Sintió ganas de patear la armadura, pero solo resopló y se retiró a la habitación que había encontrado amueblada para dormitorio, dejándose caer en la cama.

Pasaron horas antes de que sintiera el cosmos de su hermano en el templo. Apenas se incorporó al escuchar la puerta y le vio entrar, iluminado por un rayo de luna plateado directo sobre su rostro, resplandeciente de felicidad.

—He conocido al Patriarca— le dijo. Kanon no sintió necesidad de decirle que él también —. Es el hombre más increíble que he conocido.

—Ah— fue todo lo que pudo responder, pero de pronto recordó algo más que sí era importante —. Tu maestro es nuestro padre.

Saga se quedó estupefacto, pero recobrándose de la impresión, movió la cabeza de un lado a otro.

—No, eso no puede ser. Alguna vez le pregunté sobre nuestros padres, me dijo que eran granjeros muy pobres, y ellos nos trajeron al Santuario porque no podían hacerse cargo de nosotros, esperaban que, si nos volvíamos aprendices de caballero, tendríamos un mejor futuro.

Kanon arqueó una ceja. Estaba muy seguro de lo que había escuchado, pero no tenía ganas de contradecirlo.

—Debimos matarlo— dijo Kanon volviéndose a dejar caer en la cama.

—¡No digas eso!— exclamó Saga apresuradamente.

—¿Por qué?— preguntó con insolencia —. Muerto él, solo el Patriarca sabría de mi existencia.

—¡Basta!

Kanon se giró para dormir, no había mucho que hacer, aunque con tanto espacio en el templo, esperaba poder dedicarse a entrenar con mayor libertad que cuando estaba en la casa a las orillas del Santuario.

—Está hecho.

Kanon volvió a sobresaltarse. La voz que acaba de escuchar era detestable en muchas maneras, porque se parecía a la de su hermano, pero no era él, era casi diabólico, bastante grave y áspero para lo que se esperaba de un chico de su edad.

—¿Qué?— preguntó volviéndose hacia él, pero estaba oscuro y solo distinguía la silueta tumbada a su lado.

—El fracasado de nuestro padre, está muerto.

Kanon repitió su pregunta, no porque no hubiese escuchado, sino porque no lo entendía.
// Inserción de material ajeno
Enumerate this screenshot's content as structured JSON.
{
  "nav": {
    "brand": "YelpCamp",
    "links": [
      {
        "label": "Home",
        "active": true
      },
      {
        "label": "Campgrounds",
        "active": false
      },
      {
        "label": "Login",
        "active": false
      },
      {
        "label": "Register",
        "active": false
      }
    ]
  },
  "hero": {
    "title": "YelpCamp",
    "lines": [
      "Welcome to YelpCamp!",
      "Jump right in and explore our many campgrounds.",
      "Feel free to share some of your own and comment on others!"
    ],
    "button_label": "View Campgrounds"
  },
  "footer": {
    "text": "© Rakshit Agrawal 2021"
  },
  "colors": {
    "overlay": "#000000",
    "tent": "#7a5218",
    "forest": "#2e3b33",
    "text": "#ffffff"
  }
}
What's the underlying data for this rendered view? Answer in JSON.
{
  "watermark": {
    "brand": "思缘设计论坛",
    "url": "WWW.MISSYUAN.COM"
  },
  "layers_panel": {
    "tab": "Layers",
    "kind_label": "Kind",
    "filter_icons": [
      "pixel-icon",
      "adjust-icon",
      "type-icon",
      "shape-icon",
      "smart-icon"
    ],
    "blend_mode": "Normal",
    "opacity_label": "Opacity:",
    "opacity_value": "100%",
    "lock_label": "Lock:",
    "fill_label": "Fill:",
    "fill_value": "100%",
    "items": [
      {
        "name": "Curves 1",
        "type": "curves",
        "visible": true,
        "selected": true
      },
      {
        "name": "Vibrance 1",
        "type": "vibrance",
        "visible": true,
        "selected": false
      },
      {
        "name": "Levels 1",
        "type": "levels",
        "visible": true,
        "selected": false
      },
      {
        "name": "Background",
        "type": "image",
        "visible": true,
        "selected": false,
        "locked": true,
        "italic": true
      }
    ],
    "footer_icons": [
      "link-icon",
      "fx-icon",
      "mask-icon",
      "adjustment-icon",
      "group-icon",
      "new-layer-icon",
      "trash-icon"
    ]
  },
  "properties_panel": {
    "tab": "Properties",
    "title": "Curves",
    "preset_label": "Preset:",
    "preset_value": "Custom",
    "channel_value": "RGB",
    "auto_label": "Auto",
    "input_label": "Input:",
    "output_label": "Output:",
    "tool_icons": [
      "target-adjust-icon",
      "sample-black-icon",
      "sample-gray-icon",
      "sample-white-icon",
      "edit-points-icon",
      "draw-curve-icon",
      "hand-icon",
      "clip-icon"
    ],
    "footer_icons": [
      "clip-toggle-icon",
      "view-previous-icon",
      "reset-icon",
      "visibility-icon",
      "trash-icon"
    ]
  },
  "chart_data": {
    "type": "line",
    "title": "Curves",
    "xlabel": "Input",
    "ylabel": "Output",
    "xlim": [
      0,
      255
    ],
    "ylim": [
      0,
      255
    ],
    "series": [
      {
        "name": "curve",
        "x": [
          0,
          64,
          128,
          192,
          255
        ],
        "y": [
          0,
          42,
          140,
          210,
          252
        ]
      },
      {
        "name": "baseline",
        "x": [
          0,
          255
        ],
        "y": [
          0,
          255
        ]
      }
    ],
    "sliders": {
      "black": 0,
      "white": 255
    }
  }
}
Hacía tan solo un momento se había negado a creerlo.

—El muy imbécil creía que no lo sabíamos, que es un fracasado que nunca pudo conseguir una armadura, y nos trajo aquí solo para cumplir su sueño.

—¿Cómo sabes eso?

—Solo lo sé.

Y se hizo el silencio.

—¿Saga?—preguntó quedamente, animándose a tocarlo en el hombro, pero la respiración tranquila de su hermano le dio a entender que estaba dormido.

No pudo conciliar el sueño, y las largas horas de la madrugada las pasó tan solo mirándolo.

Recién clareaba el día cuando alguien llamó a la puerta.

Sacudió a Saga con fuerza mientras él daba un salto para esconderse entre las columnas, en el punto ciego desde la puerta. Saga salió de la cama y fue a abrir, encontrándose con uno de los sirvientes.

—Perdóneme, por favor— dijo poniéndose de rodillas —, pero soy portador de malas noticias.

—¿Qué sucede?

—Su maestro ha sido encontrado en la entrada del Partenón, mi señor, él está muerto.

Saga se quedó quieto, con los ojos exageradamente abiertos.

—Lo siento mucho, pero el Patriarca ordenó que debía saberlo antes de que los rumores circulen.

—Entiendo— consiguió decir con un tono de voz apagado —. Gracias.

El sirviente se marchó y Saga cerró la puerta. Enseguida le dirigió la mirada a su hermano con los ojos llorosos.

—¿Cómo pudiste? ¡Él nos cuidó como si fuese nuestro padre!

Kanon se quedó callado, paralizado. Incapaz de defenderse porque su mente se concentraba en una sola cosa.

¿Qué había sido esa voz que escuchó la noche anterior?